Hadits inilah yang kemudian menjadi argumentasi musuh-musuh Islam yang membuktikan Al Quran yang ada sekarang tidak sama dengan Al Quran dizaman Rasulullah Saw. Hadits ini membuktikan bahwa Al-Quran yang ada sekarang tidak lengkap karena ada ayat yang tidak diakomodir didalamnya. Setelah mengemukakan Hadits ini kemudian mereka mencoba menguatkan argumentasi mereka dengan hadits lain.

Anas bin Malik berkata: “Seandainya anak Adam memiliki dua lembah yang berisi harta ia pasti berharap ketiganya dan tidak ada yang dapat memenuhi kerongkongan anak Adam kecuali liang lahat, dan kepada Allah kembali ia bertaubat” [HR. Muslim]

Jawaban dari tuduhan ini adalah bahwa hadits yang pertama telah dikategorikan sebagai hadits dhoif dikarenakan sanadnya yang amat lemah, diantara kelemahannya adalah Suwaid ibn Sa`eed ,`Ali ibn Mus’hir, Dawood, tiga orang yang menjadi mata rantai hadits ini dianggap sangat lemah.

Kesaksian mengenai Suwaid Ibnu Sa’id:
Imam Bukhari mengatakan Dia hilang penglihatan dan kemudian biasa meriwayat sesuatu yang bukan dia dengar sendiri, dan kejujurannya dipertanyakan. Nasai mengatakan dia tidak dapat dipercaya. [Al-Zahabi, Tazkirah al-Huffaaz]

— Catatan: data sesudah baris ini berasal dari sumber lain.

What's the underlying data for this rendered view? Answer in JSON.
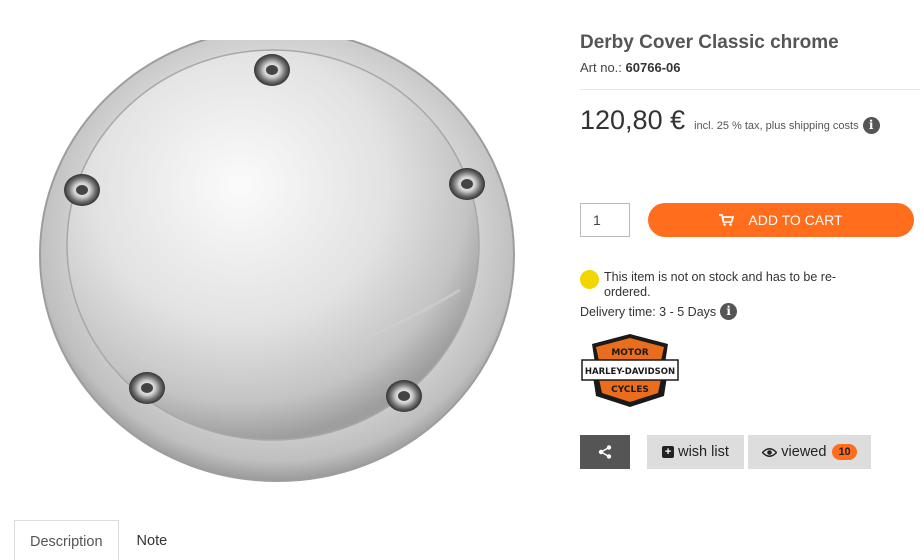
{
  "product": {
    "title": "Derby Cover Classic chrome",
    "art_no_label": "Art no.:",
    "art_no": "60766-06",
    "price": "120,80 €",
    "tax_note": "incl. 25 % tax, plus shipping costs"
  },
  "purchase": {
    "quantity": "1",
    "add_to_cart_label": "ADD TO CART"
  },
  "stock": {
    "status_text": "This item is not on stock and has to be re-ordered.",
    "delivery_text": "Delivery time: 3 - 5 Days",
    "status_color": "#f2d600"
  },
  "brand": {
    "logo_top": "MOTOR",
    "logo_middle": "HARLEY-DAVIDSON",
    "logo_bottom": "CYCLES"
  },
  "actions": {
    "wish_list_label": "wish list",
    "viewed_label": "viewed",
    "viewed_count": "10"
  },
  "tabs": [
    {
      "label": "Description"
    },
    {
      "label": "Note"
    }
  ],
  "colors": {
    "accent": "#ff6d1d",
    "dark_button": "#555555"
  },
  "icons": [
    "cart-icon",
    "info-icon",
    "share-icon",
    "plus-square-icon",
    "eye-icon"
  ]
}
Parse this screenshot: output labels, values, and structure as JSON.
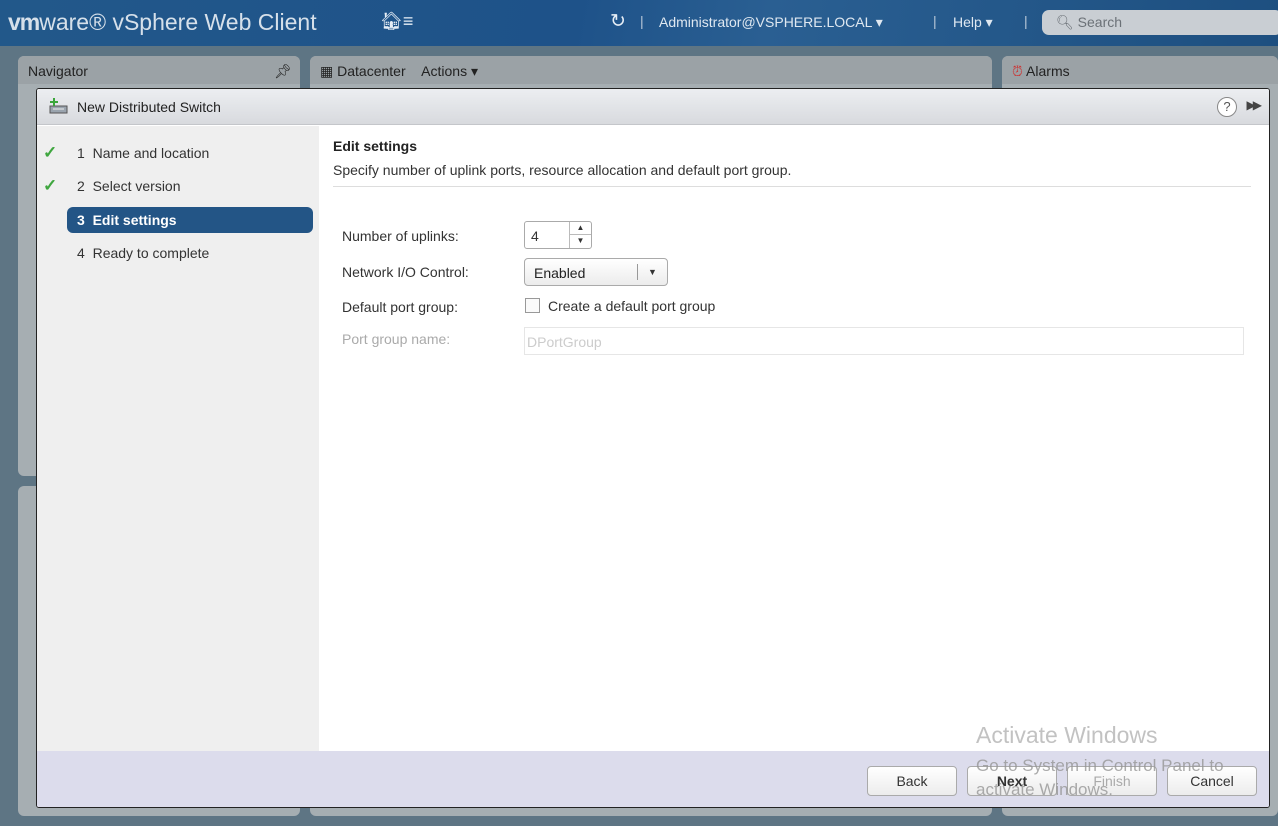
{
  "app": {
    "brand": "vm",
    "brand2": "ware",
    "title": "vSphere Web Client",
    "user": "Administrator@VSPHERE.LOCAL ▾",
    "help": "Help ▾",
    "search_placeholder": "Search"
  },
  "background": {
    "navigator": "Navigator",
    "datacenter": "Datacenter",
    "actions": "Actions ▾",
    "alarms": "Alarms"
  },
  "wizard": {
    "title": "New Distributed Switch",
    "steps": [
      {
        "num": "1",
        "label": "Name and location",
        "done": true
      },
      {
        "num": "2",
        "label": "Select version",
        "done": true
      },
      {
        "num": "3",
        "label": "Edit settings",
        "active": true
      },
      {
        "num": "4",
        "label": "Ready to complete"
      }
    ],
    "heading": "Edit settings",
    "subtitle": "Specify number of uplink ports, resource allocation and default port group.",
    "fields": {
      "uplinks_label": "Number of uplinks:",
      "uplinks_value": "4",
      "nioc_label": "Network I/O Control:",
      "nioc_value": "Enabled",
      "dpg_label": "Default port group:",
      "dpg_checkbox": "Create a default port group",
      "dpg_checked": false,
      "pg_name_label": "Port group name:",
      "pg_name_value": "DPortGroup"
    },
    "buttons": {
      "back": "Back",
      "next": "Next",
      "finish": "Finish",
      "cancel": "Cancel"
    }
  },
  "watermark": {
    "line1": "Activate Windows",
    "line2": "Go to System in Control Panel to activate Windows."
  },
  "colors": {
    "accent": "#235586",
    "check": "#3fa63f"
  }
}
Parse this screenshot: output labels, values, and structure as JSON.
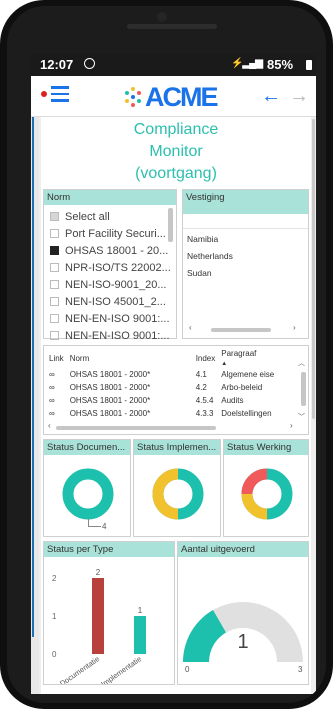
{
  "statusbar": {
    "time": "12:07",
    "battery": "85%"
  },
  "header": {
    "logo": "ACME",
    "back_label": "←",
    "forward_label": "→"
  },
  "page": {
    "title_lines": [
      "Compliance",
      "Monitor",
      "(voortgang)"
    ]
  },
  "norm": {
    "header": "Norm",
    "items": [
      {
        "label": "Select all",
        "state": "partial"
      },
      {
        "label": "Port Facility Securi...",
        "state": "off"
      },
      {
        "label": "OHSAS 18001 - 20...",
        "state": "on"
      },
      {
        "label": "NPR-ISO/TS 22002...",
        "state": "off"
      },
      {
        "label": "NEN-ISO-9001_20...",
        "state": "off"
      },
      {
        "label": "NEN-ISO 45001_2...",
        "state": "off"
      },
      {
        "label": "NEN-EN-ISO 9001:...",
        "state": "off"
      },
      {
        "label": "NEN-EN-ISO 9001:...",
        "state": "off"
      }
    ]
  },
  "vestiging": {
    "header": "Vestiging",
    "items": [
      "Namibia",
      "Netherlands",
      "Sudan"
    ]
  },
  "links_table": {
    "columns": [
      "Link",
      "Norm",
      "Index",
      "Paragraaf"
    ],
    "rows": [
      {
        "norm": "OHSAS 18001 - 2000*",
        "index": "4.1",
        "paragraaf": "Algemene eise"
      },
      {
        "norm": "OHSAS 18001 - 2000*",
        "index": "4.2",
        "paragraaf": "Arbo-beleid"
      },
      {
        "norm": "OHSAS 18001 - 2000*",
        "index": "4.5.4",
        "paragraaf": "Audits"
      },
      {
        "norm": "OHSAS 18001 - 2000*",
        "index": "4.3.3",
        "paragraaf": "Doelstellingen"
      }
    ]
  },
  "status_tiles": {
    "documentatie": {
      "header": "Status Documen...",
      "label": "4"
    },
    "implementatie": {
      "header": "Status Implemen..."
    },
    "werking": {
      "header": "Status Werking"
    }
  },
  "colors": {
    "teal": "#1dbfad",
    "yellow": "#f2c12e",
    "red": "#f05a5a",
    "bar_red": "#b8413c"
  },
  "chart_data": [
    {
      "type": "bar",
      "title": "Status per Type",
      "categories": [
        "Documentatie",
        "Implementatie"
      ],
      "values": [
        2,
        1
      ],
      "ylim": [
        0,
        2
      ],
      "yticks": [
        "0",
        "1",
        "2"
      ],
      "data_labels": [
        "2",
        "1"
      ]
    },
    {
      "type": "gauge",
      "title": "Aantal uitgevoerd",
      "value": 1,
      "min": 0,
      "max": 3,
      "min_label": "0",
      "max_label": "3",
      "value_label": "1"
    }
  ]
}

Bukhari mengatakan Suwaid amat tidak bisa dipercaya dan perkataannya aneh dan munkar, Ibnu mu’in berkata Suwaid adalah seorang pembohong, imam Ahmad berkata, perkataan Suwaid tidak dapat diterima. (ibid)

Kesaksian Mengenai Ali bin Mushir:
Uqaili berkata Ali bin Munshir tidak dapat dipercaya (Uqaili, Dhuafaa al-`uqaili)
Ibnu Hajar berkata Ali bin Munshir bisa dipercaya namun ia meriwayatkan hadits yang ganjil setelah ia kehilangan penglihatannya. [Ibn Hajar ,Tehzi’b al-tehzi’b]

Kasaksian mengenai Dawud:
Imam Ahmad mengatakan cerita Dawud amat membingungkan, dan saling kontradiktif satu dengan yang lainnya, Ibnu Hibban menambahkan cenderung  mengalami kesalahan ketika bercerita berdasarkan ingatannya. (Ibid)

Dari penjelasan mengenai kredibilitas tiga mata rantai sanad saja hadits ini mempunyai kelemahan yang amat besar belum lagi dari matan yang menyebutkan Abu Musa lupa beberapa ayat lainnya, hal ini amat membingungkan bagaimana mungkin hanya ia saja yang bersaksi bahwa riwayat mengenai anak adam ini adalah bagian dari surat didalam Al Quran?

Betul memang ada riwayat dari Anas bin Malik yang mengatakan bahwa Rasul pernah menyampaikan kalimat tersebut akan tetapi ia tidak pernah menyebutkan bahwa itu merupakan bagian dari Al Quran.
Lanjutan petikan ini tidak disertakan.